Dans le groupe traité en NP, 17 patients étaient en situation de rein unique (9,2 %) et 28 (19,7 %) avaient un statut de performance ECOG supérieur à 0. Sur l’ensemble de la population, les résultats anatomopathologiques mettaient en évidence 51 tumeurs bénignes (11,1 %), et 407 tumeurs malignes (88,9 %). Parmi celles-ci, il y avait 79,5 % de carcinomes à cellules claires, 12,7 % de tumeurs tubulo-papillaires et 7,8 % de tumeurs chromophobes. Les tumeurs étaient classées pT1 dans 225 cas (59,2 %), incluant 144 pT1a (37,9 %) et 81 pT1b (21,3 %), pT2 dans 19 cas (5,0 %), et pT3 dans 136 cas (35,8 %). Pour 397 cas, le grade de Führman était disponible, et ce dernier était2 dans 285 cas (71,8 %).

Données peropératoires
Néphrectomie partielle

Les NP étaient réalisées par voie transpéritonéale dans 139 cas (75,5 %) et rétropéritonéale pour les 45 autres cas (24,5 %), dont 38 réalisées en chirurgie ouverte (Tableau 2). Parmi les NPL transpéritonéales, sept étaient robot-assistées. La taille tumorale moyenne dans le groupe NPO était de 4,0±2,2cm (1–11) et dans le groupe NPL de 2,8±1,3cm (0,5–8) (p <0,001). La durée opératoire moyenne était de 186±52minutes (75–330). Les pertes sanguines moyennes étaient de 271,8mL (0–1500). Elles étaient significativement moins élevées en laparoscopie (p <0,007). Le taux de transfusion était de 11 % (17 chirurgies) réparti de façon homogène entre les deux techniques chirurgicales (p <0,55). Vingt-et-un NPL ont du être converties en laparotomie (taux de conversion : 16,8 %).

Un clampage pédiculaire a été réalisé pour 143 interventions (79,4 %) avec une durée moyenne de clampage de 27minutes sur l’ensemble des NP, significativement plus long en cas de NPL, avec 24±12min (9–50) pour les NPO, et 28±9min (12–55) pour les NPL (p =0,019). Un clampage parenchymateux était utilisé dans 30 cas (16,3 %), dont 16 en laparoscopie et 14 en chirurgie ouverte.

Les résultats anatomopathologiques mettaient en évidence dans le groupe traité en NPO 8 tumeurs bénignes (13,6 %), et 51 tumeurs malignes (86,4 %).
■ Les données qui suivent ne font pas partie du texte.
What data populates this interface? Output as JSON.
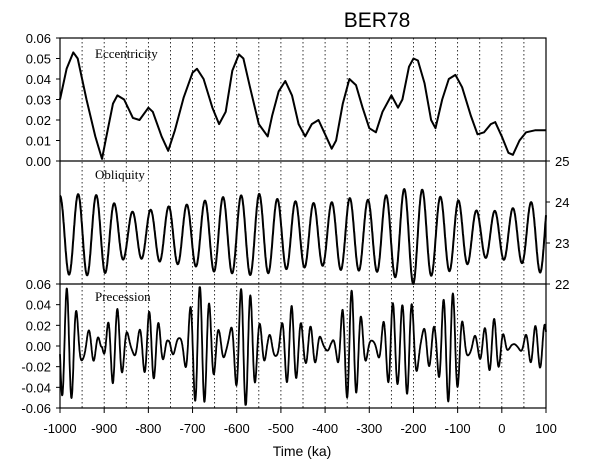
{
  "chart_data": {
    "type": "line",
    "title": "BER78",
    "xlabel": "Time (ka)",
    "xlim": [
      -1000,
      100
    ],
    "x_ticks": [
      "-1000",
      "-900",
      "-800",
      "-700",
      "-600",
      "-500",
      "-400",
      "-300",
      "-200",
      "-100",
      "0",
      "100"
    ],
    "grid": "dotted vertical lines every 50 ka",
    "panels": [
      {
        "name": "Eccentricity",
        "yaxis_side": "left",
        "ylim": [
          0,
          0.06
        ],
        "y_ticks": [
          "0.00",
          "0.01",
          "0.02",
          "0.03",
          "0.04",
          "0.05",
          "0.06"
        ],
        "points": [
          [
            -1000,
            0.03
          ],
          [
            -985,
            0.045
          ],
          [
            -970,
            0.053
          ],
          [
            -960,
            0.05
          ],
          [
            -940,
            0.03
          ],
          [
            -920,
            0.012
          ],
          [
            -905,
            0.001
          ],
          [
            -895,
            0.012
          ],
          [
            -880,
            0.028
          ],
          [
            -870,
            0.032
          ],
          [
            -855,
            0.03
          ],
          [
            -835,
            0.021
          ],
          [
            -820,
            0.02
          ],
          [
            -800,
            0.026
          ],
          [
            -790,
            0.024
          ],
          [
            -770,
            0.012
          ],
          [
            -755,
            0.005
          ],
          [
            -740,
            0.015
          ],
          [
            -720,
            0.031
          ],
          [
            -700,
            0.043
          ],
          [
            -690,
            0.045
          ],
          [
            -675,
            0.04
          ],
          [
            -655,
            0.026
          ],
          [
            -640,
            0.018
          ],
          [
            -625,
            0.024
          ],
          [
            -610,
            0.044
          ],
          [
            -595,
            0.052
          ],
          [
            -585,
            0.05
          ],
          [
            -570,
            0.036
          ],
          [
            -550,
            0.018
          ],
          [
            -530,
            0.012
          ],
          [
            -520,
            0.022
          ],
          [
            -505,
            0.034
          ],
          [
            -490,
            0.039
          ],
          [
            -475,
            0.032
          ],
          [
            -460,
            0.018
          ],
          [
            -445,
            0.012
          ],
          [
            -430,
            0.018
          ],
          [
            -415,
            0.02
          ],
          [
            -400,
            0.013
          ],
          [
            -385,
            0.006
          ],
          [
            -375,
            0.01
          ],
          [
            -360,
            0.028
          ],
          [
            -345,
            0.04
          ],
          [
            -330,
            0.037
          ],
          [
            -315,
            0.026
          ],
          [
            -300,
            0.016
          ],
          [
            -285,
            0.014
          ],
          [
            -270,
            0.024
          ],
          [
            -250,
            0.032
          ],
          [
            -235,
            0.026
          ],
          [
            -225,
            0.03
          ],
          [
            -210,
            0.046
          ],
          [
            -200,
            0.05
          ],
          [
            -190,
            0.049
          ],
          [
            -175,
            0.038
          ],
          [
            -160,
            0.02
          ],
          [
            -150,
            0.016
          ],
          [
            -135,
            0.03
          ],
          [
            -120,
            0.04
          ],
          [
            -105,
            0.042
          ],
          [
            -90,
            0.036
          ],
          [
            -70,
            0.022
          ],
          [
            -55,
            0.013
          ],
          [
            -40,
            0.014
          ],
          [
            -25,
            0.018
          ],
          [
            -15,
            0.019
          ],
          [
            0,
            0.012
          ],
          [
            15,
            0.004
          ],
          [
            25,
            0.003
          ],
          [
            40,
            0.01
          ],
          [
            55,
            0.014
          ],
          [
            75,
            0.015
          ],
          [
            100,
            0.015
          ]
        ]
      },
      {
        "name": "Obliquity",
        "yaxis_side": "right",
        "ylim": [
          22,
          25
        ],
        "y_ticks": [
          "22",
          "23",
          "24",
          "25"
        ],
        "period_ka": 41,
        "mean": 23.2,
        "amplitude_envelope": [
          [
            -1000,
            0.95
          ],
          [
            -950,
            1.0
          ],
          [
            -900,
            0.95
          ],
          [
            -850,
            0.55
          ],
          [
            -800,
            0.6
          ],
          [
            -750,
            0.7
          ],
          [
            -700,
            0.75
          ],
          [
            -650,
            0.9
          ],
          [
            -600,
            0.95
          ],
          [
            -550,
            1.0
          ],
          [
            -500,
            0.85
          ],
          [
            -450,
            0.8
          ],
          [
            -400,
            0.75
          ],
          [
            -350,
            0.9
          ],
          [
            -300,
            0.85
          ],
          [
            -250,
            1.0
          ],
          [
            -200,
            1.2
          ],
          [
            -150,
            0.95
          ],
          [
            -100,
            0.85
          ],
          [
            -50,
            0.55
          ],
          [
            0,
            0.6
          ],
          [
            50,
            0.7
          ],
          [
            100,
            1.0
          ]
        ]
      },
      {
        "name": "Precession",
        "yaxis_side": "left",
        "ylim": [
          -0.06,
          0.06
        ],
        "y_ticks": [
          "0.06",
          "0.04",
          "0.02",
          "0.00",
          "-0.02",
          "-0.04",
          "-0.06"
        ],
        "periods_ka": [
          23,
          19
        ],
        "amplitude_follows": "Eccentricity"
      }
    ]
  }
}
Cette proportion était de 22 tumeurs bénignes (17,6 %), et 103 tumeurs malignes (82,4 %) dans le groupe traité par NPL.

Néphrectomie élargie

Les NE étaient réalisées par voie transpéritonéale dans 243 cas (88,7 %) et rétropéritonéale pour les 31 autres cas (11,3 %) (Tableau 3). La durée opératoire moyenne était de 160min (60–300) sur l’ensemble des NE (183min (75–240) en cas de NEO et 159min (60–300) pour les NEL ; NS) Les pertes sanguines étaient en moyenne de 235mL (0–2800), significativement plus élevées en cas de chirurgie ouverte (321mL [9–2800]) pour les NEO, contre 50mL (0–800) pour les NEL ; (p <0,001). Le taux de transfusion était de 9,2 % (25 cas). Elles étaient significativement plus fréquentes en chirurgie ouverte (p <0,001). Huit NEL ont du être converties en laparotomie (taux de conversion : 3,4 %).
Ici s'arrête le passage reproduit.